Partly reflecting a sharp pullback in auto sales, the Commerce Department released a report on Tuesday showing retail sales in the U.S. tumbled by much more than expected in the month of May.
The Commerce Department said retail sales plunged by 1.3 percent in May, while economists had expected a 0.8 percent decrease.
However, the steep drop came following a significant upward revision to the data for the previous month, which showed retail sales climbed by 0.9 percent in April compared to the unchanged reading originally reported.

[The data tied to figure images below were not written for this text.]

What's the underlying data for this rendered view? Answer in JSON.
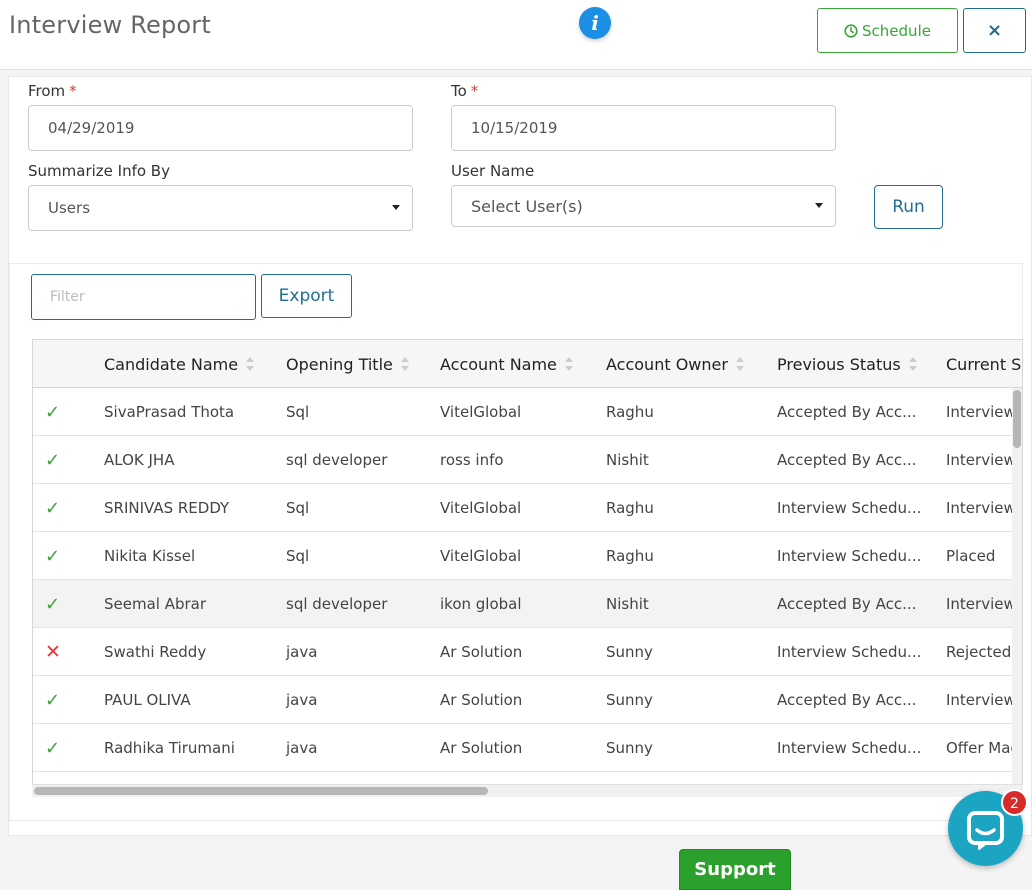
{
  "header": {
    "title": "Interview Report",
    "info_icon": "i",
    "schedule_label": "Schedule",
    "close_label": "×"
  },
  "form": {
    "from_label": "From",
    "from_value": "04/29/2019",
    "to_label": "To",
    "to_value": "10/15/2019",
    "required_mark": "*",
    "summarize_label": "Summarize Info By",
    "summarize_value": "Users",
    "username_label": "User Name",
    "username_placeholder": "Select User(s)",
    "run_label": "Run"
  },
  "toolbar": {
    "filter_placeholder": "Filter",
    "export_label": "Export"
  },
  "table": {
    "columns": [
      "Candidate Name",
      "Opening Title",
      "Account Name",
      "Account Owner",
      "Previous Status",
      "Current S"
    ],
    "rows": [
      {
        "mark": "✓",
        "status": "ok",
        "name": "SivaPrasad Thota",
        "opening": "Sql",
        "account": "VitelGlobal",
        "owner": "Raghu",
        "prev": "Accepted By Acc...",
        "curr": "Interview"
      },
      {
        "mark": "✓",
        "status": "ok",
        "name": "ALOK JHA",
        "opening": "sql developer",
        "account": "ross info",
        "owner": "Nishit",
        "prev": "Accepted By Acc...",
        "curr": "Interview"
      },
      {
        "mark": "✓",
        "status": "ok",
        "name": "SRINIVAS REDDY",
        "opening": "Sql",
        "account": "VitelGlobal",
        "owner": "Raghu",
        "prev": "Interview Schedu...",
        "curr": "Interview"
      },
      {
        "mark": "✓",
        "status": "ok",
        "name": "Nikita Kissel",
        "opening": "Sql",
        "account": "VitelGlobal",
        "owner": "Raghu",
        "prev": "Interview Schedu...",
        "curr": "Placed"
      },
      {
        "mark": "✓",
        "status": "ok",
        "name": "Seemal Abrar",
        "opening": "sql developer",
        "account": "ikon global",
        "owner": "Nishit",
        "prev": "Accepted By Acc...",
        "curr": "Interview"
      },
      {
        "mark": "✕",
        "status": "no",
        "name": "Swathi Reddy",
        "opening": "java",
        "account": "Ar Solution",
        "owner": "Sunny",
        "prev": "Interview Schedu...",
        "curr": "Rejected"
      },
      {
        "mark": "✓",
        "status": "ok",
        "name": "PAUL OLIVA",
        "opening": "java",
        "account": "Ar Solution",
        "owner": "Sunny",
        "prev": "Accepted By Acc...",
        "curr": "Interview"
      },
      {
        "mark": "✓",
        "status": "ok",
        "name": "Radhika Tirumani",
        "opening": "java",
        "account": "Ar Solution",
        "owner": "Sunny",
        "prev": "Interview Schedu...",
        "curr": "Offer Mad"
      }
    ]
  },
  "footer": {
    "support_label": "Support",
    "chat_badge": "2"
  },
  "colors": {
    "accent": "#1f6f95",
    "success": "#3aa63a",
    "danger": "#e53935",
    "info": "#1a8fe3",
    "chat": "#1ca5c3"
  }
}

The bigger than expected decrease in sales in May came as sales by motor vehicle and parts retailers plummeted by 3.7 percent in May after spiking by 4.3 percent in April
Excluding auto sales, retail sales still slid 0.7 percent in May after coming in unchanged in April. The unchanged reading for April was revised from the previously reported 0.8 percent drop. Ex-auto sales were expected to inch up by 0.2 percent.
The unexpected decline in ex-auto sales reflected steep drops in sales by building material and supplies dealers, miscellaneous store retailers and electronic and appliance stores.
Meanwhile, the decrease was partly offset by a 1.8 percent jump in sales by food services and drinking places, which Michael Pearce, Senior U.S. Economist at Capital Economics, said suggests the recovery in services consumption is on solid footing.
Closely watched core retail sales, which exclude automobiles, gasoline, building materials and food services, fell by 0.7 percent in May followed a revised 0.4 percent dip in April. The drop in April was revised from the previously reported 1.5 percent slump.
“Based on the retail sales figures, we calculate that consumption rose by a modest 0.2% in May, but factoring in a 0.6% rise in the deflator, that still means that real consumption probably fell,” Pearce said.
He added, “Nevertheless, the big upward revisions to the April data mean we are still penciling in a 10% annualized rise in consumption in the second quarter.”